Natalie Shaw, M.D., MMSc.

Our group has three major research interests:

1. To investigate the contributions of body weight, abnormal sleep patterns, and other environmental factors to irregular menstrual cycles in adolescent girls during the first few years after menarche (a girl’s first period). While irregular menstrual cycles are a common part of female development, a subset of teens never make the critical transition to normal menstrual cycles. By investigating the physiologic and pathophysiologic underpinnings of irregular menstrual cycles in adolescent girls in the 1-2 years after their first menses, the Pediatric Neuroendocrinology Group intends to identify those girls who are at high-risk for reproductive dysfunction as adults. Girls with pathologic menstrual cycle patterns would then be encouraged to seek early treatment to prevent future hormonal and metabolic complications.
2. To determine the influence of obesity on pubertal timing in girls. Over the past decade, there has been an alarming trend toward earlier breast development in girls. The contemporaneous obesity epidemic has led to speculation that obesity may be driving early puberty. However, questions remain about the validity of reports of early puberty among obese girls due to the difficulty in distinguishing fatty tissue from breast tissue by palpation in this population. The physiological basis for early puberty among obese girls is also unknown. The group has initiated the NIEHS Body Weight & Puberty Study to investigate pubertal development in obese compared with normal weight girls using more robust methods such as breast ultrasonography. Study procedures also include blood draws, DEXA (for body composition), hand x-ray (for bone age), transabdominal (pelvic) ultrasounds, and anthropometrics (height, weight, BMI, waist-hip ratio). The group is actively recruiting for this study, which is being conducted at the NIEHS Clinical Research Unit.
3. To determine the genetic architecture of Bosma Arhinia Microphthalmia Syndrome, a rare syndromic form of hypogonadism. Patients with Bosma syndrome are born without an external nose (arhinia) and with small or absent eyes (microphthalmia or anophthalmia). They also don’t undergo puberty and are infertile (hypogonadotropic hypogonadism). This condition is extremely rare, with only about 70 cases reported worldwide in the past century. The group is working with scientists at Harvard University, Duke University, and the University of Edinburgh to determine the genetic basis for Bosma syndrome using next generation sequencing.
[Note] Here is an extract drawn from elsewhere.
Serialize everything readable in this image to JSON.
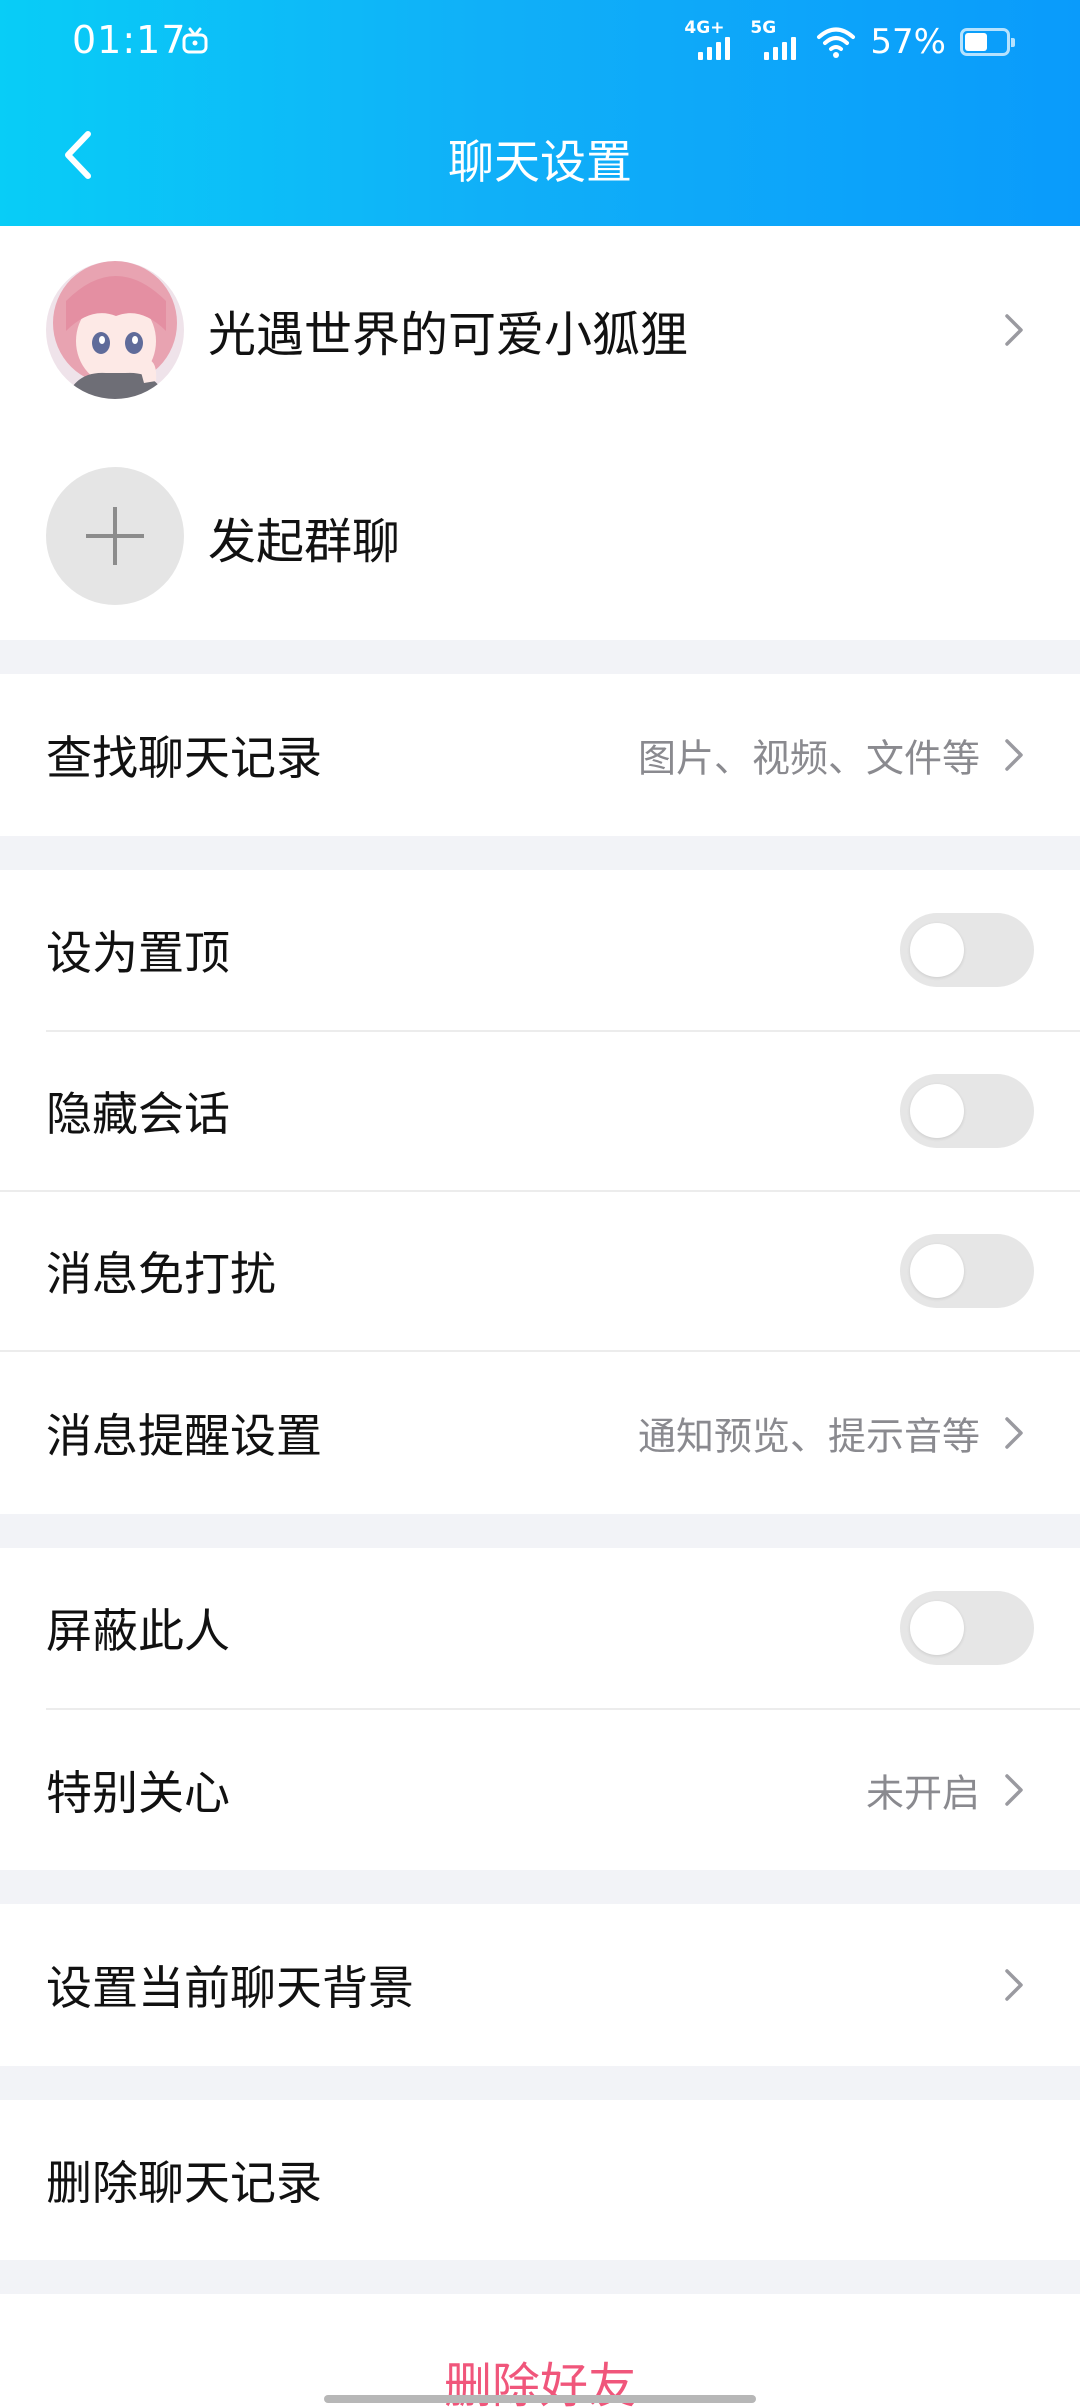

Dr. Shaw received a B.S. from Cornell University, an M.D. from the State University of New York (SUNY) at Buffalo, and a Masters in Medical Sciences (MMSc) from Harvard Medical School. She completed her pediatrics residency at Children’s Hospital of Pittsburgh, a pediatric endocrinology fellowship at Boston Children’s Hospital, and a clinical research fellowship in the Reproductive Endocrine Unit at Massachusetts General Hospital. She is now a Lasker Clinical Research Scholar and PI of the Pediatric Neuroendocrinology Group in the Clinical Research Branch of NIEHS.